Both Neeva and You.com promise privacy as a differentiator from Google, which has built its entire business (so far) on tracking visitors wherever they go. Because tracking means behavioral insights that can be used for targeted advertising.

Neeva charges a subscription fee. You.com aims to build a portal for web apps, allowing other companies to compete for a spot on the coveted front page of the search engine.

“If someone is searching for how to book a flight, then the Expedia app could come up, and you just book a flight right there”, Socher told me, emphasizing that users have full control over which apps they get to see.

Some apps could charge users money, Socher explained, just like they do on mobile phones. It’s easy to see this model work for AI tools that generate text, images, music or program code: a couple of queries are free – and if you want more you need to pay up.

It’s not so easy to see who will ultimately benefit.

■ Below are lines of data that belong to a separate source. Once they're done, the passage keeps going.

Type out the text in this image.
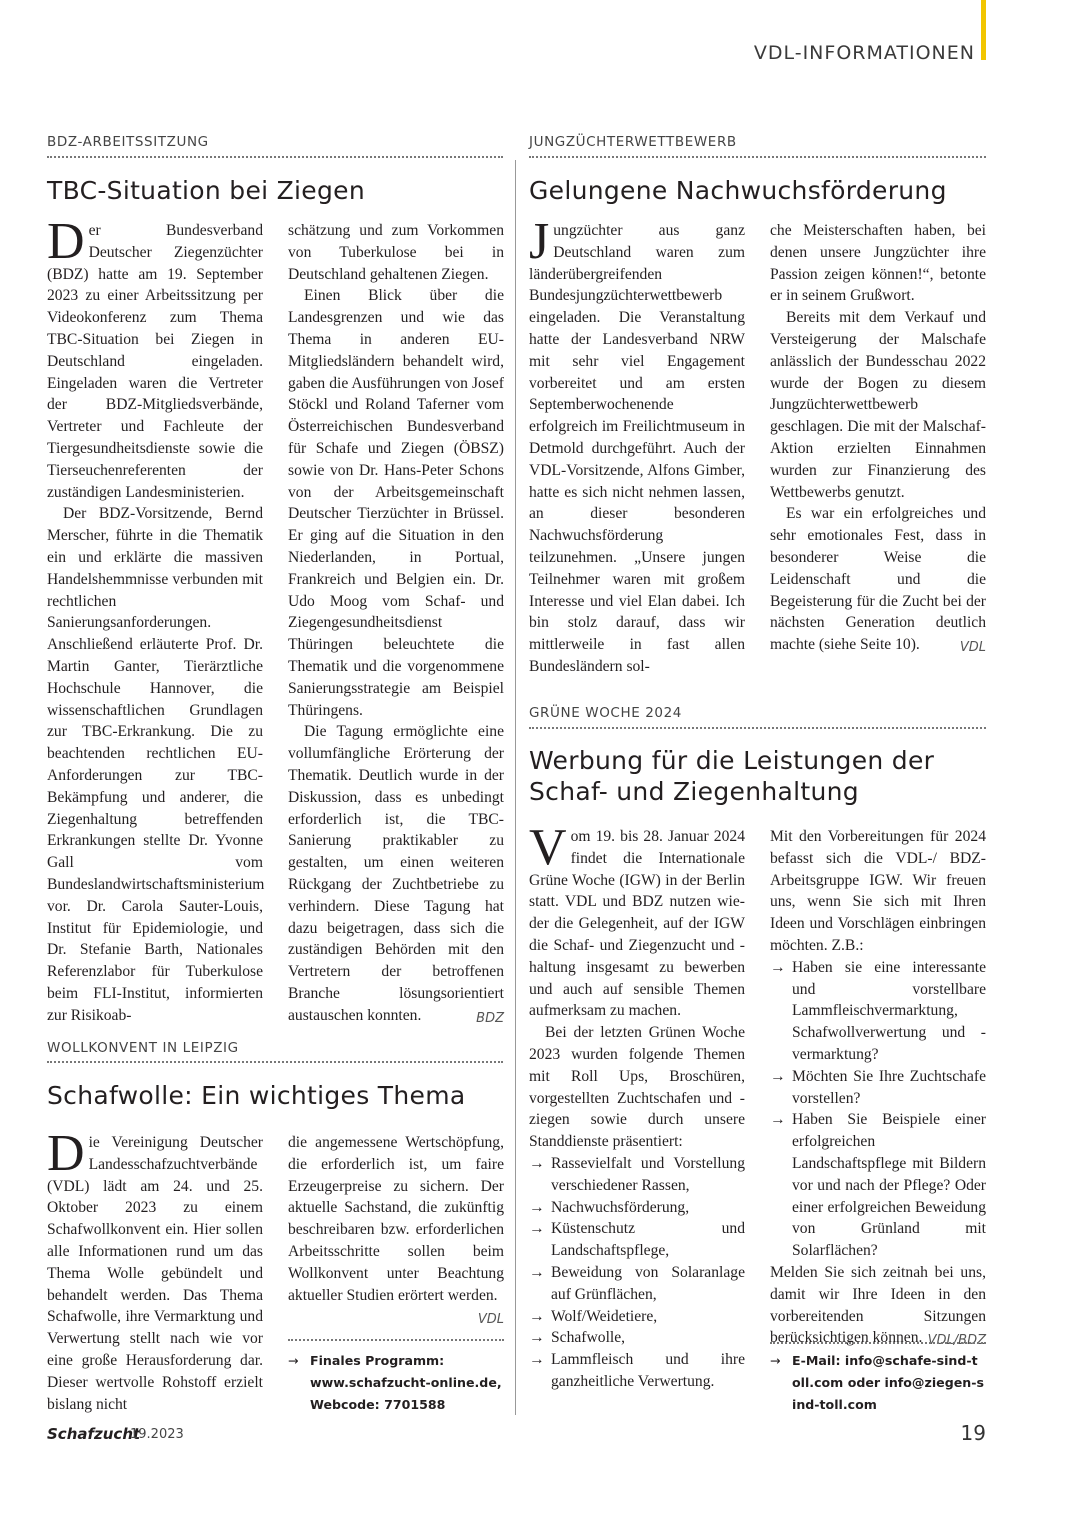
VDL-INFORMATIONEN
BDZ-ARBEITSSITZUNG
TBC-Situation bei Ziegen

Der Bundesverband Deutscher Ziegenzüchter (BDZ) hatte am 19. September 2023 zu einer Arbeitssitzung per Videokonferenz zum Thema TBC-Situation bei Ziegen in Deutschland eingeladen. Eingeladen waren die Vertreter der BDZ-Mitgliedsverbände, Vertreter und Fachleute der Tiergesundheitsdienste sowie die Tierseuchenreferenten der zuständigen Landesministerien.

Der BDZ-Vorsitzende, Bernd Merscher, führte in die Thematik ein und erklärte die massiven Handelshemmnisse verbunden mit rechtlichen Sanierungsanforderungen. Anschließend erläuterte Prof. Dr. Martin Ganter, Tierärztliche Hochschule Hannover, die wissenschaftlichen Grundlagen zur TBC-Erkrankung. Die zu beachtenden rechtlichen EU-Anforderungen zur TBC-Bekämpfung und anderer, die Ziegenhaltung betreffenden Erkrankungen stellte Dr. Yvonne Gall vom Bundeslandwirtschaftsministerium vor. Dr. Carola Sauter-Louis, Institut für Epidemiologie, und Dr. Stefanie Barth, Nationales Referenzlabor für Tuberkulose beim FLI-Institut, informierten zur Risikoab-

schätzung und zum Vorkommen von Tuberkulose bei in Deutschland gehaltenen Ziegen.

Einen Blick über die Landesgrenzen und wie das Thema in anderen EU-Mitgliedsländern behandelt wird, gaben die Ausführungen von Josef Stöckl und Roland Taferner vom Österreichischen Bundesverband für Schafe und Ziegen (ÖBSZ) sowie von Dr. Hans-Peter Schons von der Arbeitsgemeinschaft Deutscher Tierzüchter in Brüssel. Er ging auf die Situation in den Niederlanden, in Portual, Frankreich und Belgien ein. Dr. Udo Moog vom Schaf- und Ziegengesundheitsdienst Thüringen beleuchtete die Thematik und die vorgenommene Sanierungsstrategie am Beispiel Thüringens.

Die Tagung ermöglichte eine vollumfängliche Erörterung der Thematik. Deutlich wurde in der Diskussion, dass es unbedingt erforderlich ist, die TBC-Sanierung praktikabler zu gestalten, um einen weiteren Rückgang der Zuchtbetriebe zu verhindern. Diese Tagung hat dazu beigetragen, dass sich die zuständigen Behörden mit den Vertretern der betroffenen Branche lösungsorientiert austauschen konnten.	BDZ

JUNGZÜCHTERWETTBEWERB
Gelungene Nachwuchsförderung

Jungzüchter aus ganz Deutschland waren zum länderübergreifenden Bundesjungzüchterwettbewerb eingeladen. Die Veranstaltung hatte der Landesverband NRW mit sehr viel Engagement vorbereitet und am ersten Septemberwochenende erfolgreich im Freilichtmuseum in Detmold durchgeführt. Auch der VDL-Vorsitzende, Alfons Gimber, hatte es sich nicht nehmen lassen, an dieser besonderen Nachwuchsförderung teilzunehmen. „Unsere jungen Teilnehmer waren mit großem Interesse und viel Elan dabei. Ich bin stolz darauf, dass wir mittlerweile in fast allen Bundesländern sol-

che Meisterschaften haben, bei denen unsere Jungzüchter ihre Passion zeigen können!“, betonte er in seinem Grußwort.

Bereits mit dem Verkauf und Versteigerung der Malschafe anlässlich der Bundesschau 2022 wurde der Bogen zu diesem Jungzüchterwettbewerb geschlagen. Die mit der Malschaf-Aktion erzielten Einnahmen wurden zur Finanzierung des Wettbewerbs genutzt.

Es war ein erfolgreiches und sehr emotionales Fest, dass in besonderer Weise die Leidenschaft und die Begeisterung für die Zucht bei der nächsten Generation deutlich machte (siehe Seite 10).	VDL

GRÜNE WOCHE 2024
Werbung für die Leistungen der
Schaf- und Ziegenhaltung

Vom 19. bis 28. Januar 2024 findet die Internationale Grüne Woche (IGW) in der Berlin statt. VDL und BDZ nutzen wie-der die Gelegenheit, auf der IGW die Schaf- und Ziegenzucht und -haltung insgesamt zu bewerben und auch auf sensible Themen aufmerksam zu machen.

Bei der letzten Grünen Woche 2023 wurden folgende Themen mit Roll Ups, Broschüren, vorgestellten Zuchtschafen und -ziegen sowie durch unsere Standdienste präsentiert:

→ Rassevielfalt und Vorstellung verschiedener Rassen,
→ Nachwuchsförderung,
→ Küstenschutz und Landschaftspflege,
→ Beweidung von Solaranlage auf Grünflächen,
→ Wolf/Weidetiere,
→ Schafwolle,
→ Lammfleisch und ihre ganzheitliche Verwertung.

Mit den Vorbereitungen für 2024 befasst sich die VDL-/ BDZ-Arbeitsgruppe IGW. Wir freuen uns, wenn Sie sich mit Ihren Ideen und Vorschlägen einbringen möchten. Z.B.:

→ Haben sie eine interessante und vorstellbare Lammfleischvermarktung, Schafwollverwertung und -vermarktung?
→ Möchten Sie Ihre Zuchtschafe vorstellen?
→ Haben Sie Beispiele einer erfolgreichen Landschaftspflege mit Bildern vor und nach der Pflege? Oder einer erfolgreichen Beweidung von Grünland mit Solarflächen?

Melden Sie sich zeitnah bei uns, damit wir Ihre Ideen in den vorbereitenden Sitzungen berücksichtigen können. VDL/BDZ

→ E-Mail: info@schafe-sind-toll.com oder info@ziegen-sind-toll.com
WOLLKONVENT IN LEIPZIG
Schafwolle: Ein wichtiges Thema

Die Vereinigung Deutscher Landesschafzuchtverbände (VDL) lädt am 24. und 25. Oktober 2023 zu einem Schafwollkonvent ein. Hier sollen alle Informationen rund um das Thema Wolle gebündelt und behandelt werden. Das Thema Schafwolle, ihre Vermarktung und Verwertung stellt nach wie vor eine große Herausforderung dar. Dieser wertvolle Rohstoff erzielt bislang nicht

die angemessene Wertschöpfung, die erforderlich ist, um faire Erzeugerpreise zu sichern. Der aktuelle Sachstand, die zukünftig beschreibaren bzw. erforderlichen Arbeitsschritte sollen beim Wollkonvent unter Beachtung aktueller Studien erörtert werden.
VDL

→ Finales Programm: www.schafzucht-online.de, Webcode: 7701588
Schafzucht
19.2023	19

Google could turn to this model as well and, through its sheer size and market power, quickly crush its upstart competitors.

DLD interview with You.com founder Richard Socher

Watch my interview with You.com founder Richard Socher.

Power Play

Personally, I hope we’re entering a phase of renewed innovation in search. Because Google’s dominance has largely prevented fresh ideas from flourishing.

As for AI-powered chatbots, they are likely going to be just one element of the future of search. “As much as I love it, I don’t think a pure voice or pure text interface is always the right thing”, Socher says. Imagine looking for café near you – a map interface with a list of star-rated places is probably more practical than listening to a chatbot.

One thing, however, is clear: “Companies that are in-between people and their information are in a very powerful position.”

That’s what Larry Page told me, back in January 1999, when Google had no office yet – but the founders knew exactly how important search engines would become in the age of an ever-growing information network powering business and society.